By Beryl Lieff Benderly

How do successful feature writers come up with the "lightbulb" ideas that become compelling articles? Journalists Florence Williams and Amanda Little (who also teaches journalism at Vanderbilt University) and Wired deputy editor Adam Rogers presented a variety of ways of sparking the process. All agreed that the challenge is shaping a topic — a large or general subject — into a focused story.

For Little, "backdoor" approaches have repeatedly led to what she considers the "real story." She began her career writing about tech and IT, but eventually realized that the central story she wanted to deal with was the need for energy, which ultimately led her to science and environmental reporting. She continues to use roundabout means to get to the stories she wants to do, getting onto an oil rig, for example, as a means of getting to deeper issues about energy. Getting "inside things," she says, requires following a chain of contacts from source to source until she gets to the character or event that opens what she considers the "main story."

Williams takes what is in a sense an opposite approach, getting many stories from a single, central topic. The work that became her book Breasts: A Natural and Unnatural History, began with an Interest in flame retardants that were appearing in breast milk. Toxicology proved a tough sell to editors, but she overcame the problem when she realized she could "couch toxicology" in terms of "boobs," which were "sort of marketable," and in fact turned in "boobzilla." She is now turning material from her book into podcasts, which takes a different method of shaping stories. For example, rather than quoting from Desmond Morris's book The Naked Ape, as she did in her book, she has, through using his voice, made him a character in her podcast.

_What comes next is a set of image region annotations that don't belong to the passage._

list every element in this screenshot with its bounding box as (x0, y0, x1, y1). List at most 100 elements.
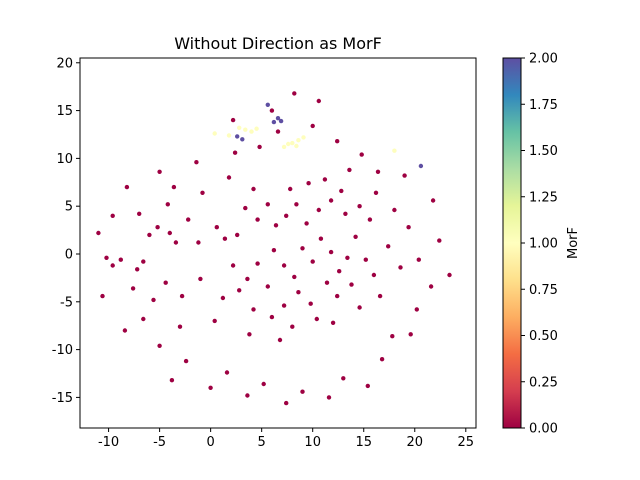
data-point (300, 246, 305, 251)
data-point (237, 288, 242, 293)
data-point (251, 307, 256, 312)
data-point (430, 198, 436, 203)
x-tick-label: -5 (153, 435, 166, 450)
data-point (232, 150, 238, 155)
colorbar-tick-label: 0.75 (529, 283, 558, 298)
data-point (339, 188, 344, 194)
data-point (294, 202, 299, 207)
data-point (306, 181, 311, 186)
y-tick-label: 0 (65, 247, 73, 262)
data-point (371, 272, 377, 278)
data-point (379, 357, 385, 362)
data-point (155, 225, 160, 230)
data-point (447, 272, 452, 278)
data-point (281, 144, 287, 150)
data-point (273, 223, 279, 228)
data-point (296, 290, 301, 295)
data-point (359, 152, 364, 157)
colorbar-tick-label: 0.25 (529, 375, 558, 390)
data-point (398, 265, 403, 270)
data-point (290, 324, 295, 329)
data-point (251, 186, 256, 192)
y-axis: -15 -10 -5 0 5 10 15 20 (52, 56, 80, 406)
data-point (96, 230, 101, 236)
data-point (308, 301, 313, 306)
data-point (392, 148, 397, 153)
data-point (183, 358, 189, 364)
data-point (304, 221, 309, 226)
data-point (265, 102, 270, 108)
data-point (294, 143, 299, 149)
x-tick-label: 15 (355, 435, 372, 450)
data-point (375, 169, 381, 174)
data-point (261, 381, 266, 387)
data-point (130, 286, 136, 291)
data-point (357, 204, 362, 209)
colorbar-tick-label: 0.00 (529, 422, 558, 437)
data-point (406, 225, 411, 230)
x-tick-label: 5 (258, 435, 266, 450)
data-point (245, 276, 250, 282)
data-point (254, 126, 259, 131)
data-point (269, 108, 275, 113)
data-point (322, 177, 328, 182)
y-tick-label: 20 (56, 56, 73, 71)
colorbar-tick-label: 1.00 (529, 237, 558, 252)
data-point (414, 307, 419, 312)
data-point (284, 400, 289, 406)
data-point (226, 175, 232, 180)
x-axis: -10 -5 0 5 10 15 20 25 (98, 428, 474, 450)
data-point (196, 240, 201, 245)
data-point (341, 376, 346, 381)
colorbar-tick-label: 0.50 (529, 329, 558, 344)
data-point (281, 303, 287, 308)
data-point (377, 293, 383, 299)
data-point (257, 144, 262, 150)
data-point (230, 117, 236, 123)
colorbar-tick-label: 2.00 (529, 52, 558, 67)
chart-title: Without Direction as MorF (174, 34, 382, 53)
data-point (328, 249, 334, 255)
data-point (243, 127, 248, 132)
data-point (275, 116, 281, 121)
data-point (392, 207, 397, 213)
colorbar-gradient (502, 57, 522, 429)
data-point (316, 98, 321, 104)
colorbar-tick-label: 1.75 (529, 98, 558, 113)
data-point (255, 261, 260, 266)
data-point (141, 316, 146, 322)
data-point (245, 393, 250, 398)
data-point (408, 332, 413, 337)
x-tick-label: 0 (206, 435, 214, 450)
data-point (240, 137, 245, 142)
data-point (194, 160, 199, 165)
data-point (124, 184, 130, 190)
data-point (324, 280, 330, 285)
data-point (418, 163, 424, 169)
data-point (290, 140, 295, 146)
data-point (284, 213, 289, 218)
data-point (275, 129, 281, 134)
colorbar-tick-label: 1.25 (529, 190, 558, 205)
data-point (247, 332, 252, 337)
data-point (390, 334, 395, 339)
y-tick-label: 5 (65, 200, 73, 215)
data-point (330, 320, 336, 325)
colorbar-ticks: 0.00 0.25 0.50 0.75 1.00 1.25 1.50 1.75 2.00 (521, 52, 558, 437)
data-point (310, 259, 315, 264)
data-point (345, 255, 350, 260)
data-point (249, 129, 254, 134)
data-point (157, 343, 162, 348)
data-point (357, 305, 362, 310)
data-point (179, 293, 185, 299)
data-point (271, 119, 277, 125)
data-point (288, 186, 293, 192)
data-point (186, 217, 191, 222)
y-tick-label: 10 (56, 152, 73, 167)
data-point (110, 263, 115, 268)
data-point (165, 202, 170, 207)
data-point (163, 280, 168, 285)
data-point (224, 370, 230, 375)
data-point (437, 238, 442, 243)
data-point (173, 240, 179, 245)
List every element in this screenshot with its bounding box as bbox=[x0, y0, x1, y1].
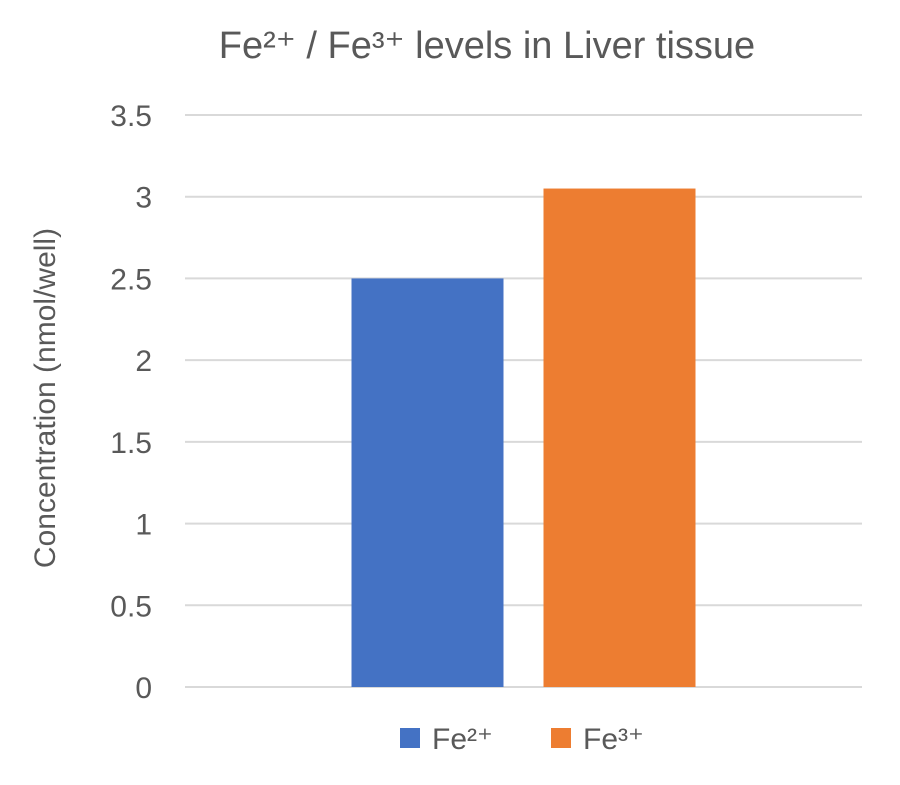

For magazine editor Adam Rogers, the task of turning topics into stories is "slicing" them to create a story structure. One approach is focusing on a character who is trying to accomplish something difficult against obstacles. Another is to focus on an important change that is happening within the field of interest. A third is to identify cinematic scenes that would take the reader to a place or follow a linage of action. A topic is the context for a story, he said. The story, on the other hand, could intersperse scenes with billboard sections providing explanation.

Time management emerged as an important issue in the discussion, because journalists must decide how much research to do before feeling ready to query editors about the potential story. The temptation to over-research is great, Little and Williams agreed, because it is generally fascinating and also because making the right connections can take a great deal of effort.

The session's moderator, journalist Hillary Rosner, emphasized, however, that contacting editors with ideas is not wasting the editors' time, but rather allowing them to do their job, which is to find articles to put in their magazines. Rogers added that contacting an editor to discuss ideas will generally produce a "yes," which will help you to develop your ideas into pitches that result in assignments.